Di kursi belakang sebuah mobil hitam mewah, Arsen menyandarkan tubuh dengan wajah masam. Tangannya mengetuk-ngetuk lengan kursi, matanya melirik jam tangan mahal di pergelangan kiri.
“Kenapa harus ada kecelakaan di jam sibuk begini?” desisnya penuh kekesalan.
Di kursi depan, Danar, sopir sekaligus tangan kanan setianya, melirik melalui kaca spion.
“Sepertinya ada ambulans, Pak. Petugas belum datang, makanya macet tambah parah.”
Arsen mendengus, siap mengumpat. Namun sesuatu di luar jendela menarik perhatiannya kala itu.
Seorang gadis muda, mengenakan rok span hitam dan kemeja putih sederhana, berlari-lari kecil di tengah hiruk pikuk. Tumit sepatunya yang tinggi jelas tidak mendukung langkah sigapnya, tapi dia tetap lincah. Dengan kedua tangannya, ia mengatur arus kendaraan, melambaikan isyarat agar pengendara membuka jalur.
Aneh, Tidak ada seragam, bukan petugas, tapi semua orang menurutinya. Dalam tempo yang cukup cepat, jalur terbuka. Ambulans yang sebelumnya terjebak kini berhasil melaju, sirinenya meraung lega menembus keramaian.
Mata Arsen menyipit, ia diam memperhatikan. Awalnya dia sangat bosan, tapi gadis itu memberikan dia hiburan walaupun hanya sebentar.
Tak berhenti sampai di situ, ketika seorang pengendara motor, ibu-ibu terjatuh di sisi jalan, gadis itu langsung berlari menolong.
“Siapa dia?” gumam Arsen, lebih pada dirinya sendiri.
“Mungkin mahasiswa, atau pelamar kantoran yang kebetulan lewat, Pak.”
Mata Arsen berputar pelan, dia tidak suka orang yang suka ikut campur seperti Danar ini.
Padahal dia tidak sedang bertanya, kalaupun dia bertanya mana mungkin Danar tau orang itu siapa. Aneh.
** **
Setelah drama kemacetan terurai, mobil mereka akhirnya sampai di gedung perusahaan.
Arsen keluar bersama Danar. Mereka baru saja melewati lobi ketika tiba-tiba seseorang berlari kencang, menabrak lengan Arsen cukup keras.
“Ah! Maaf, maaf sekali, saya buru-buru!” katanya tergesa-gesa.
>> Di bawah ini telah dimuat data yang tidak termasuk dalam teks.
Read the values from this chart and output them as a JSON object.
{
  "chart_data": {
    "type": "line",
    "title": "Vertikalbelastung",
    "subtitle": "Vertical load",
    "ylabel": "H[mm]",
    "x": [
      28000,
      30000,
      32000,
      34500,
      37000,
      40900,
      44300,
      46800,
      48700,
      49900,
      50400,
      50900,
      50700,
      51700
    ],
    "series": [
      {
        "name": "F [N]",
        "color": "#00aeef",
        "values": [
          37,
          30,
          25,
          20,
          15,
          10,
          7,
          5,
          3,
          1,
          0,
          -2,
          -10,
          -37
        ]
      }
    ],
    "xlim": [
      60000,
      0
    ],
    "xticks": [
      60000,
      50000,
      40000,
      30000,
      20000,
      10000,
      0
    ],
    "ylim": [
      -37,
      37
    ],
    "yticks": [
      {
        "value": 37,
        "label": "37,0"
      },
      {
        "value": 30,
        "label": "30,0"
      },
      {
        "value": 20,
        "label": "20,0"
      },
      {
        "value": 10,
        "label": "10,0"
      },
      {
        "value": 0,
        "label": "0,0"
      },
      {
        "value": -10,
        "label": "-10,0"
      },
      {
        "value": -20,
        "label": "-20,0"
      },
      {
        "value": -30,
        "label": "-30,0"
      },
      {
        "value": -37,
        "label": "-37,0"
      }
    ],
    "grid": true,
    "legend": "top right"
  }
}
Awalnya Arsen akan marah, tapi saat menoleh. Ia melihat Gadis yang sama. Rambutnya agak berantakan, wajahnya berkeringat, kemeja putihnya kusut karena gerakan terburu-buru. Dia menunduk sebentar, lalu berlari lagi menuju arah lain.
“Eh! Kamu!” Danar sudah siap melontarkan teguran. “Kamu tahu siapa yang kamu tabrak barusan?”
“Sudahlah.” Arsen berucap datar. Dia terlihat baik-baik saja padahal, gadis itu menabraknya cukup keras.
Tentu saja Danar tercengang. Bosnya yang biasanya meledak hanya diam? Padahal, Arsen ini sangat suka marah pada orang yang tidak bertanggungjawab seperti gadis itu.
“Cari tahu siapa gadis itu.”
“Siap, Pak.”
** **
Di ruangan lain, tepatnya di lorong kantor HRD, gadis yang tadi terburu-buru kini tengah dimarahi.
“Kamu kira ini apa? Perusahaan besar ini butuh orang rapi, disiplin, dan sopan. Lihat dirimu sendiri! Berantakan! Kemeja kusut, wajah pucat, bahkan kamu hampir telat. Tidak sopan sekali!” bentak seorang staf HRD dengan nada tinggi.
Gadis itu menunduk dengan wajah memerah. “Saya minta maaf… saya hanya ... sungguh membutuhkan pekerjaan ini. Tolong beri saya kesempatan untuk ikut wawancara, Bu.”
“Kesempatan?” HRD itu mendengus. “Kami tidak bisa mempekerjakan orang ceroboh dan jorok sepertimu. Pulang saja. Waktumu habis.”
Air mata menggenang di sudut mata gadis itu. Dia menggenggam ujung rok span hitamnya, bibirnya bergetar. Dia butuh uang untuk biaya pengobatan pakdenya. Kalau gagal lagi, entah dari mana dia bisa mencari.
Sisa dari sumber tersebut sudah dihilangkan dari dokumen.